Advertisement

NCAA Tennis Championships : Irvine Pair Stuns UCLA’s Garrow-Galbraith

Share
Special to The Times

UC Irvine’s Mark Kaplan and Richard Lubner thought they were on the verge of something big when they arrived at the National Collegiate Athletic Assn. tennis tournament.

But their victory over defending champions Brian Garrow and Patrick Galbraith of UCLA, the top-seeded doubles team, was hardly expected.

Still, the Irvine pair pulled off the biggest doubles upset of tournament with surprising ease, 6-0, 6-3.

Advertisement

“This is by far the biggest match we’ve ever won, the biggest I’ve ever been involved in,” said Kaplan who, like Lubner, came to Irvine after a successful junior tennis career in South Africa. “We’ve been working so hard hoping something like this would happen to us.”

They weren’t alone. Irvine’s Trevor Kronemann and Mike Briggs also reached today’s quarterfinals with a 6-7, 6-2, 6-4 victory over Scott Mayo and Jeff Van Den Berg from Miami (Ohio).

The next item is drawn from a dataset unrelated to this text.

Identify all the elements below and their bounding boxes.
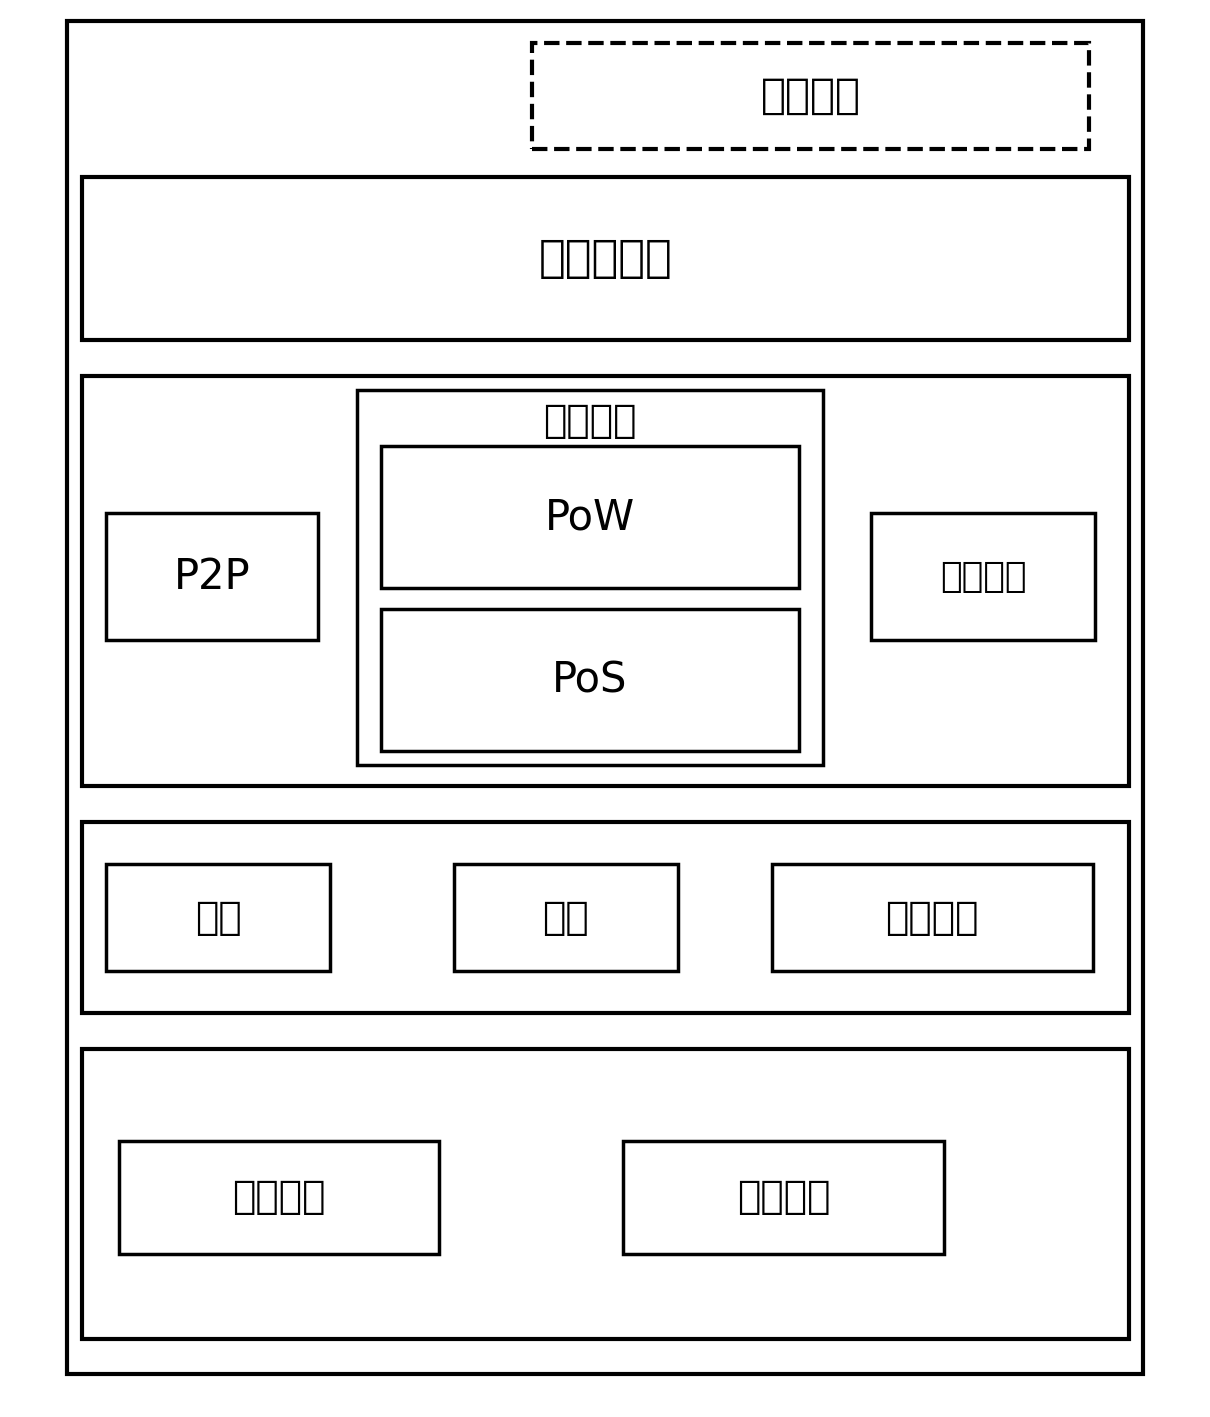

In fact, four of the eight remaining doubles teams are from California, with Eric Amend and Byron Black of USC and Alex O’Brien and Jeff Tarango of Stanford also advancing.

The victory by Amend and Black was an upset, eliminating brothers Clinton and Ellis Ferreira of Alabama, 6-3, 6-7, 6-2.

Kaplan and Lubner, who had lost to the UCLA team last year, took control by being aggressive from the start.

“We just got on the court and didn’t even think about who we were playing,” Lubner said. “We know that every match in this tournament is going to be tough and this would be no different.”

Advertisement

Garrow earlier lost, 7-6, 7-6, to Francisco Montana of Georgia in singles, and he was visibly affected by the afternoon heat.

“We knew that Garrow had had a difficult time of it earlier in the day,” Kaplan said. “I was really surprised by the number of unforced errors they made.”